Starman and the Tesla Roadster in space. (© SpaceX.)

Just as Elon originally intended to do with his green leaves on red Martian soil, that image captured the world’s imagination. Space exploration was suddenly exciting again, and all along, Elon had been working on “the way.” Imaginations captured, technology developing, everyday people began talking about when humans would get to Mars.

 

Dragon

Remember back in 2006 when SpaceX hadn’t even had a successful launch yet? That’s when NASA, due in large part to Gwynne Shotwell’s efforts, awarded the company a contract to develop a spacecraft capable of delivering cargo to the International Space Station. And remember that $1.6 billion contract two days before Christmas in 2008? That was for twelve resupply flights to the space station. Those contracts allowed SpaceX to build Dragon, the cargo capsule, and Falcon 9, the rocket powerful enough to launch it into orbit.

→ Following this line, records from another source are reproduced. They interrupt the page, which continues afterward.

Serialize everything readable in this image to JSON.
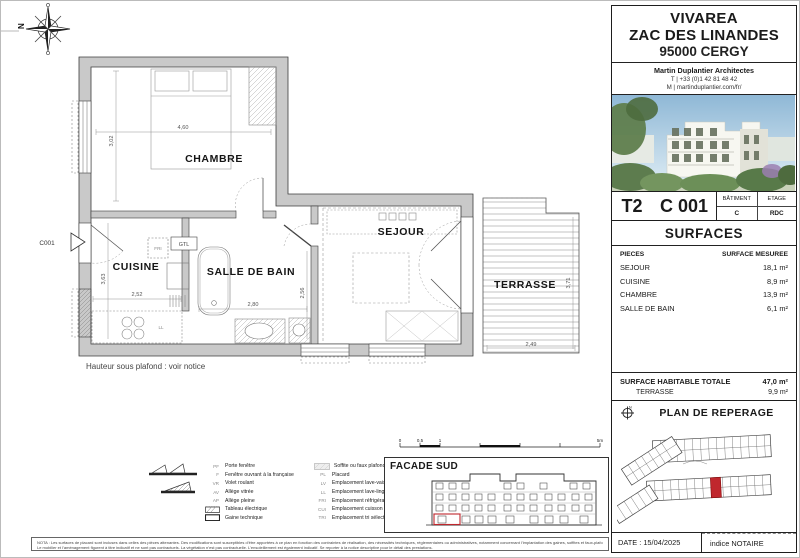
{
  "colors": {
    "highlight_red": "#c0272d",
    "wall_gray": "#c9c9c9"
  },
  "plan": {
    "rooms": {
      "chambre": "CHAMBRE",
      "cuisine": "CUISINE",
      "salle_de_bain": "SALLE DE BAIN",
      "sejour": "SEJOUR",
      "terrasse": "TERRASSE"
    },
    "unit_ref": "C001",
    "labels": {
      "gtl": "GTL",
      "fri": "FRI",
      "ll": "LL"
    },
    "dims": {
      "chambre_w": "4,60",
      "chambre_h": "3,02",
      "cuisine_h": "3,63",
      "cuisine_w": "2,52",
      "sdb_w": "2,80",
      "sdb_h": "2,56",
      "terrasse_w": "2,49",
      "terrasse_h": "3,71"
    },
    "ceiling_note": "Hauteur sous plafond : voir notice"
  },
  "legend": {
    "left": [
      {
        "code": "PF",
        "label": "Porte fenêtre"
      },
      {
        "code": "F",
        "label": "Fenêtre ouvrant à la française"
      },
      {
        "code": "VR",
        "label": "Volet roulant"
      },
      {
        "code": "AV",
        "label": "Allège vitrée"
      },
      {
        "code": "AP",
        "label": "Allège pleine"
      },
      {
        "code": "",
        "label": "Tableau électrique"
      },
      {
        "code": "",
        "label": "Gaine technique"
      }
    ],
    "right": [
      {
        "code": "",
        "label": "Soffite ou faux plafond"
      },
      {
        "code": "PL",
        "label": "Placard"
      },
      {
        "code": "LV",
        "label": "Emplacement lave-vaisselle"
      },
      {
        "code": "LL",
        "label": "Emplacement lave-linge"
      },
      {
        "code": "FRI",
        "label": "Emplacement réfrigérateur"
      },
      {
        "code": "CUI",
        "label": "Emplacement cuisson"
      },
      {
        "code": "TRI",
        "label": "Emplacement tri sélectif"
      }
    ]
  },
  "scalebar": {
    "t0": "0",
    "t05": "0,5",
    "t1": "1",
    "t5": "5m"
  },
  "facade": {
    "title": "FACADE SUD"
  },
  "titleblock": {
    "project": {
      "name": "VIVAREA",
      "line2": "ZAC DES LINANDES",
      "line3": "95000 CERGY"
    },
    "architect": {
      "name": "Martin Duplantier Architectes",
      "phone": "T  | +33 (0)1 42 81 48 42",
      "web": "M | martinduplantier.com/fr/"
    },
    "unit": {
      "type": "T2",
      "number": "C 001",
      "batiment_label": "BÂTIMENT",
      "batiment": "C",
      "etage_label": "ETAGE",
      "etage": "RDC"
    },
    "surfaces": {
      "title": "SURFACES",
      "col1": "PIECES",
      "col2": "SURFACE MESUREE",
      "rows": [
        [
          "SEJOUR",
          "18,1 m²"
        ],
        [
          "CUISINE",
          "8,9 m²"
        ],
        [
          "CHAMBRE",
          "13,9 m²"
        ],
        [
          "SALLE DE BAIN",
          "6,1 m²"
        ]
      ],
      "total_label": "SURFACE HABITABLE TOTALE",
      "total": "47,0 m²",
      "terrasse_label": "TERRASSE",
      "terrasse": "9,9 m²"
    },
    "reperage_title": "PLAN DE REPERAGE",
    "date": "DATE : 15/04/2025",
    "indice": "indice NOTAIRE"
  },
  "footer": {
    "nota1": "NOTA : Les surfaces de placard sont incluses dans celles des pièces attenantes. Des modifications sont susceptibles d’être apportées à ce plan en fonction des contraintes de réalisation, des nécessités techniques, réglementaires ou administratives, notamment concernant l’implantation des gaines, soffites et faux-plafonds.",
    "nota2": "Le mobilier et l’aménagement figurent à titre indicatif et ne sont pas contractuels. La végétation n’est pas contractuelle. L’ensoleillement est également indicatif. Se reporter à la notice descriptive pour le détail des prestations."
  }
}
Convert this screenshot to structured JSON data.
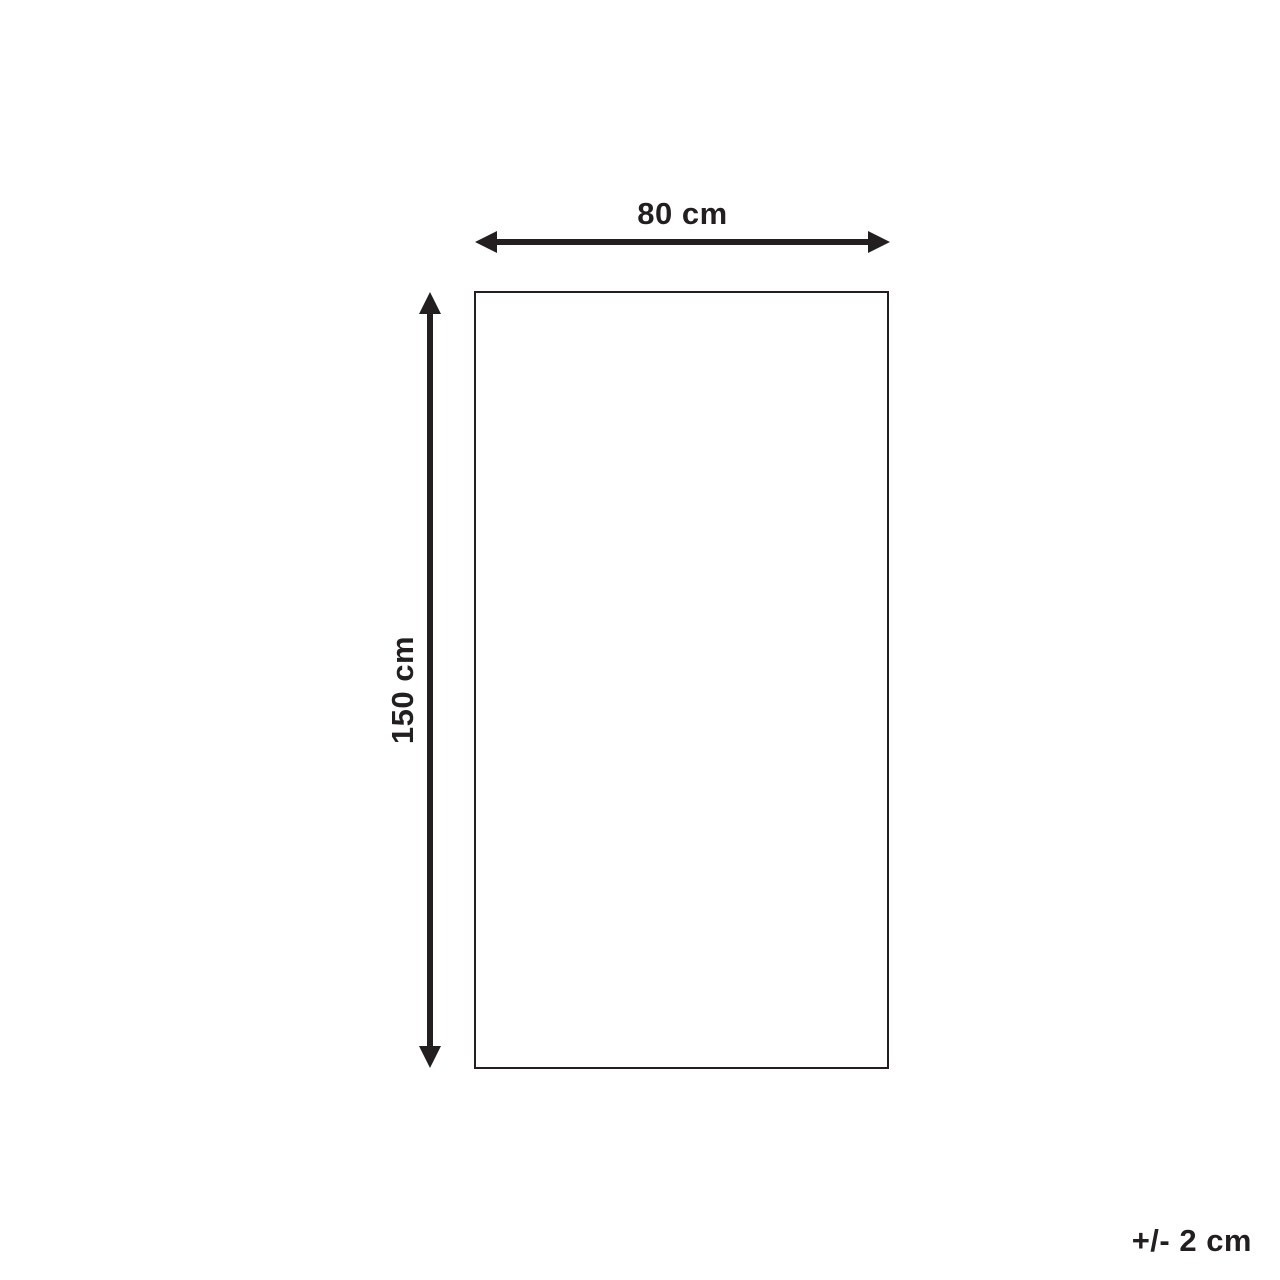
{
  "diagram": {
    "width_label": "80 cm",
    "height_label": "150 cm",
    "tolerance_label": "+/- 2 cm",
    "colors": {
      "ink": "#231f20",
      "background": "#ffffff"
    }
  }
}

On May 25, 2012, SpaceX made history when Dragon became the first commercial spacecraft to dock at the space station. “It looks like we’ve got us a Dragon by the tail,”138 NASA astronaut Don Pettit said as the station’s robotic arm reached out and grabbed the capsule.

Dragon attached to the International Space Station. (© SpaceX.)

Astronauts are preparing to ride Crew Dragon in the future. SpaceX designed the capsule to carry people as well as cargo, and the first crew of astronauts is already in training. They must learn not only how to fly it, but how to handle any emergencies. Dragon’s first crew will be NASA astronauts Victor Glover, Mike Hopkins, Bob Behnken, and Doug Hurley.

Dragon leaving SpaceX headquarters. (© SpaceX.)

This program became all the more critical in the fall of 2018 when a Russian Soyuz spacecraft experienced a rocket failure, 119 seconds after launch. Fortunately the emergency abort system kicked in and jettisoned the crew capsule away, and the astronaut and cosmonaut were unharmed. At the time, Russian spacecraft was the only way to get people to and from the space station. The pressure was on for SpaceX to get the Dragon crew ready and quick.

Dragon splashdown. (© SpaceX.)

The first U.S. astronauts who will fly on American-made commercial spacecraft to and from the International Space Station, from left to right: Suni Williams, Josh Cassada, Eric Boe, Nicole Aunapu Mann, Chris Ferguson, Doug Hurley, Bob Behnken, Mike Hopkins, and Victor Glover. (© NASA.)

On March 2, 2019, Elon faced reporters, barely able to compose himself. Crew Dragon had just completed its successful demo launch and docked successfully with the International Space Station. Among the other cargo on board was “Ripley,” the sensor-covered dummy dressed in a SpaceX space suit, named after the main character of the sci-fi movie Alien. The successful mission, Demo-1, not only paved the way for a launch with live astronauts on board, but also proved that NASA can rely on an American company to get to space—instead of the Russians.